In the book, Coleman describes a French design of low tunnel row covers (“chenille” aka caterpillar) that differ from the standard design in that the plastic covering is not trenched and buried on either side but stops just at the soil surface and then held down by stringing a lace through the hoop stakes and crisscrossing over the top of the tunnel to keep the plastic from flying off. This allows for easier access to the crops and easier venting on warm days.
We picked up some PVC pipes at the building supply on one of our many trips there (did I mention we’re doing construction on one of the garages? I’ll have to elaborate later). We salvaged an incredibly long length of transparent plastic from Mom & Dad G which they had wrapped around some book cases they hauled down here on their last trip (yet again, it was pouring rain that day).

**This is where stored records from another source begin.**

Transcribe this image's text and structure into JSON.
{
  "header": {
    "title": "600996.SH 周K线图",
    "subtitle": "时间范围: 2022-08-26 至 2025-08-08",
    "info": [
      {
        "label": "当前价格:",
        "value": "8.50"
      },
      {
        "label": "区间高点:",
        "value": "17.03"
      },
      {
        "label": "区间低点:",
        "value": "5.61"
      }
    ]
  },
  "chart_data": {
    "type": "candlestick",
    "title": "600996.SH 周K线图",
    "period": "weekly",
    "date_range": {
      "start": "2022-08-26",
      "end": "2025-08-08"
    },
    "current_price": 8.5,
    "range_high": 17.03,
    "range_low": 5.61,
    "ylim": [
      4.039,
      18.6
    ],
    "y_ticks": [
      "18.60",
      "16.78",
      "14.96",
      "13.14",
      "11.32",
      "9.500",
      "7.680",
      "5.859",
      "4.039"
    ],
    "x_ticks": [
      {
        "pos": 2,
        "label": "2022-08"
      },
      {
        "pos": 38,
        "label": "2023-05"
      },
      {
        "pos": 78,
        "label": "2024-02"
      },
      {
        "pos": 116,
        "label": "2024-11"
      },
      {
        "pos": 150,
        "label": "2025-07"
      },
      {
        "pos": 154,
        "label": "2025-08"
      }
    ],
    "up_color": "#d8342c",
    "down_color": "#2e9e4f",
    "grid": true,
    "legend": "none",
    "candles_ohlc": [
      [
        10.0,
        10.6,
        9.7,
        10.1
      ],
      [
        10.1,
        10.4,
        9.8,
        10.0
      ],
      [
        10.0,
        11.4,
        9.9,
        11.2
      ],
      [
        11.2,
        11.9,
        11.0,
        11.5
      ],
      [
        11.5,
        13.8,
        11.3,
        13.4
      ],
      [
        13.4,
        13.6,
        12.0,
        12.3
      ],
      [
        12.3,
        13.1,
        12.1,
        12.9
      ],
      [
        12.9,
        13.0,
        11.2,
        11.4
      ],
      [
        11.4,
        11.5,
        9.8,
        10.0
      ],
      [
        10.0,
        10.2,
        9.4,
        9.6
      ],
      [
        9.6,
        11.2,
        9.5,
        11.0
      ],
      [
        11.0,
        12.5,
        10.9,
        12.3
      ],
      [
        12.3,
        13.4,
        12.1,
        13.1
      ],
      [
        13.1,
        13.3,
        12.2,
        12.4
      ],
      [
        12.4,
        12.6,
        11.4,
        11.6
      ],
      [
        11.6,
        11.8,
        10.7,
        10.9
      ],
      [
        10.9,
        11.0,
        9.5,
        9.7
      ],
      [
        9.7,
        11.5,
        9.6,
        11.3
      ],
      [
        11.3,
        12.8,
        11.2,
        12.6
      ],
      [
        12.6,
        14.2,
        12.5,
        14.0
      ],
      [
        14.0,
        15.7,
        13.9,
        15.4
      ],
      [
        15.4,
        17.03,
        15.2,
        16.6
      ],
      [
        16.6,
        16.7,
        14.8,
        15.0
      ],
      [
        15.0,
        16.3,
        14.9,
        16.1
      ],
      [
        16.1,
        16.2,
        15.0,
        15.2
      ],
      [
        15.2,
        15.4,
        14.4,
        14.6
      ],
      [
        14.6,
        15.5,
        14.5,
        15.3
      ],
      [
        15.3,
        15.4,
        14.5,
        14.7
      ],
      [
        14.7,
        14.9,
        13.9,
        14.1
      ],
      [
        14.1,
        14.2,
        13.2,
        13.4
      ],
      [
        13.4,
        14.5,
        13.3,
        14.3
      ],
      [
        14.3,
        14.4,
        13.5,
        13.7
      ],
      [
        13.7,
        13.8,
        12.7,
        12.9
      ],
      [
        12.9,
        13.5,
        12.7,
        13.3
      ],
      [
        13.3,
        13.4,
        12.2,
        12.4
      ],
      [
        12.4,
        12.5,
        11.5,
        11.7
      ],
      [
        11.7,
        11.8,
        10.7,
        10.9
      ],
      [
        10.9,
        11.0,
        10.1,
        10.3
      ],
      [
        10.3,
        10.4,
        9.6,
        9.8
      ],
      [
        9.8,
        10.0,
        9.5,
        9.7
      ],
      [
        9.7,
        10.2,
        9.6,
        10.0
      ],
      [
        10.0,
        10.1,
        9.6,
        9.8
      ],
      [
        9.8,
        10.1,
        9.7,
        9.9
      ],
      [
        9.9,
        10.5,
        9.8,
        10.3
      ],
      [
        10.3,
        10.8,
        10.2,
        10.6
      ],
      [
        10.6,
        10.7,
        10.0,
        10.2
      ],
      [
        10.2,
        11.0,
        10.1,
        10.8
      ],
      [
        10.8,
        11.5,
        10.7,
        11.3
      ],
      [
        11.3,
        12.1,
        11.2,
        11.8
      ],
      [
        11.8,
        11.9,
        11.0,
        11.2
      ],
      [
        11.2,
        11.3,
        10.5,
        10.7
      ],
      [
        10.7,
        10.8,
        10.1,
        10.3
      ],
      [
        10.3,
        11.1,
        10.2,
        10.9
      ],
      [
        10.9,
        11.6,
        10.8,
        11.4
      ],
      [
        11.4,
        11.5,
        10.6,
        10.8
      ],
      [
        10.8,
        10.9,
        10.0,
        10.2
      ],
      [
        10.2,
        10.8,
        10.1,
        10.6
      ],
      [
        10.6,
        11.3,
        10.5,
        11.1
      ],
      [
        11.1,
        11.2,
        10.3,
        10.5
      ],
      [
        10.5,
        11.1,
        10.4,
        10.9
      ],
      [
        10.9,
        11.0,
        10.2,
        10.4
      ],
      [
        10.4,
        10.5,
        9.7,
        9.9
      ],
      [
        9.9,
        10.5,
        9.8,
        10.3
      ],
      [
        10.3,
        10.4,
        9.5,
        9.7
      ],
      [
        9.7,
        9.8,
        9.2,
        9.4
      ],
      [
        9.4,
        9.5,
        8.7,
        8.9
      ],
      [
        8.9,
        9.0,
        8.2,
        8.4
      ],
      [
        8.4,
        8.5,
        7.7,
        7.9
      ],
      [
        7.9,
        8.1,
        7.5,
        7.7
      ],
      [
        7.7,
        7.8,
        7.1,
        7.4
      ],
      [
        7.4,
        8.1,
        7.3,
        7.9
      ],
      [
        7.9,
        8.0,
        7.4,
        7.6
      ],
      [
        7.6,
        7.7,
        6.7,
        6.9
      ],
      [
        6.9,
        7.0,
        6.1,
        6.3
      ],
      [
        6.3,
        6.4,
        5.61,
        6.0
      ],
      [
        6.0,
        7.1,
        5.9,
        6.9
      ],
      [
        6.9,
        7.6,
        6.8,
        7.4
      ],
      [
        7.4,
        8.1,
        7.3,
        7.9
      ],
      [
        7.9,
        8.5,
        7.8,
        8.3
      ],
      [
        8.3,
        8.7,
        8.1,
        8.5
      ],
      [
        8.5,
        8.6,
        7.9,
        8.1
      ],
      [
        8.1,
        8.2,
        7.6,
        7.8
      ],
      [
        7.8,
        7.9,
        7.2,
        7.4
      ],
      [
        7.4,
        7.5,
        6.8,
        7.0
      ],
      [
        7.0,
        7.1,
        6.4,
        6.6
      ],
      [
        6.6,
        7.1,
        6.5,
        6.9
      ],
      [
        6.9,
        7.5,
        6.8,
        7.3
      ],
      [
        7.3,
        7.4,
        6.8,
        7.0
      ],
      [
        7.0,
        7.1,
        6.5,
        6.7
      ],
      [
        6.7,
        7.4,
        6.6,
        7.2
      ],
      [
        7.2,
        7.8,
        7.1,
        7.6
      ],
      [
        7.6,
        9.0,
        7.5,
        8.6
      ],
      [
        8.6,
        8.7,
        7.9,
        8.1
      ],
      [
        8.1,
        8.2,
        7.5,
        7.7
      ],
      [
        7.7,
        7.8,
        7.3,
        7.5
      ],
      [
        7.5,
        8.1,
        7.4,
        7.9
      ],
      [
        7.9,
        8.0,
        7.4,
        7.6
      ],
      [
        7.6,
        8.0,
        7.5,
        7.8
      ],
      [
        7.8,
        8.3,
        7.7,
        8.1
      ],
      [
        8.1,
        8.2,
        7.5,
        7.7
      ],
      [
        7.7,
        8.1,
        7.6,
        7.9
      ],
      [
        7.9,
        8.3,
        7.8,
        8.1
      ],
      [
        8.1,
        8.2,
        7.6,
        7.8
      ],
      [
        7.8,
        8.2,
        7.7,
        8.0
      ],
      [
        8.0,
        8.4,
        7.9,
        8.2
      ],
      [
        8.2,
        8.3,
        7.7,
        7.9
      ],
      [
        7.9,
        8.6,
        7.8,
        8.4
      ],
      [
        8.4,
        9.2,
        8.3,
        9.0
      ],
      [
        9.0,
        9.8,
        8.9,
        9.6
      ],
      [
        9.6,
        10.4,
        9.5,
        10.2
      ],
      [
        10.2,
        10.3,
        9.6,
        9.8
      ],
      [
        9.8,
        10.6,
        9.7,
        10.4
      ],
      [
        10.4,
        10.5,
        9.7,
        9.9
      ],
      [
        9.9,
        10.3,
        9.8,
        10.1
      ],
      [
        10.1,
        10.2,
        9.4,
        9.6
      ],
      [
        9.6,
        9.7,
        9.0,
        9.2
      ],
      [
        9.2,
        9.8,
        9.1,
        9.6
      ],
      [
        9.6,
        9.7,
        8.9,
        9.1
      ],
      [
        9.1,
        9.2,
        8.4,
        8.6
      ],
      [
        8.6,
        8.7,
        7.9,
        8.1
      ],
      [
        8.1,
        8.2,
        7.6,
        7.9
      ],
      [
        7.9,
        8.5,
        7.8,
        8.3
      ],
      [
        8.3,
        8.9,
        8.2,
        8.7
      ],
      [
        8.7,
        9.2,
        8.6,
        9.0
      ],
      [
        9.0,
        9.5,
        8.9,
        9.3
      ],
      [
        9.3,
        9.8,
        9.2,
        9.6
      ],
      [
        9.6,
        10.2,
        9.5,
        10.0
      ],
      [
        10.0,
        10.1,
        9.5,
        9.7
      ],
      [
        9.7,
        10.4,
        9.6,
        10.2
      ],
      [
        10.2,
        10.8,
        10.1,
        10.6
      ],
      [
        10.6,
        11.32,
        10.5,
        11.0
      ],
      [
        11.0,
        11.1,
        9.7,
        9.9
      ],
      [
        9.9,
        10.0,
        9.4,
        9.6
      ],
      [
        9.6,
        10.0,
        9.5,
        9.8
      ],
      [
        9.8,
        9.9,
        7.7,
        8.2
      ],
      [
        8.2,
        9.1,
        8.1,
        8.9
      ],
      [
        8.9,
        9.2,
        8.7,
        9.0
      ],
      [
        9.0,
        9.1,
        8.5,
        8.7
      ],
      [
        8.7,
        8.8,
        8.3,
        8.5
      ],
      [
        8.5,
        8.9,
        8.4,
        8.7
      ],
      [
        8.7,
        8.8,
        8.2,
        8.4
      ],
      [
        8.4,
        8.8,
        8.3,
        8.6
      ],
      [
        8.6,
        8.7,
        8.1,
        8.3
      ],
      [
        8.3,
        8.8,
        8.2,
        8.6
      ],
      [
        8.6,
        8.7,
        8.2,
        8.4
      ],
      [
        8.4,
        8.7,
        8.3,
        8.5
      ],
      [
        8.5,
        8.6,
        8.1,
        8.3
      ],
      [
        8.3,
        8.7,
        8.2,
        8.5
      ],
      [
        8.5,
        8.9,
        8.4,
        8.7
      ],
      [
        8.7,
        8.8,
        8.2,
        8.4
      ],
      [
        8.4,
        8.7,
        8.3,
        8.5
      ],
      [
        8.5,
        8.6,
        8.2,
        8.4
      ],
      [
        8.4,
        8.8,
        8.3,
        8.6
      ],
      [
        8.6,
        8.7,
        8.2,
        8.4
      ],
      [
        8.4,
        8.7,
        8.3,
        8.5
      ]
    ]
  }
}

Even though M is clearly more mathematically gifted and expert with planning construction projects, I insisted on mapping out the row cover and cutting the PVC. I needed to flex my little gray cells and furthermore, as a member of the Gebel family, it’s my prerogative to invent a project and conquer it! (Poirot allusion, if you didn’t catch it)
After laying out the PVC lengths and stakes, we created the hoops and covered with plastic. M came up with the solution of drilling through the PVC to thread the lace through and even made a little needle out of a splinter of wood. (Very MacGyver of him)
All in all, I think it worked out nicely. Hopefully this will keep our veggies happy through at least early winter. We’ll see how they fare when it gets really cold…
For dinner: barley and parsnip soup with swiss chard (from our garden!!!)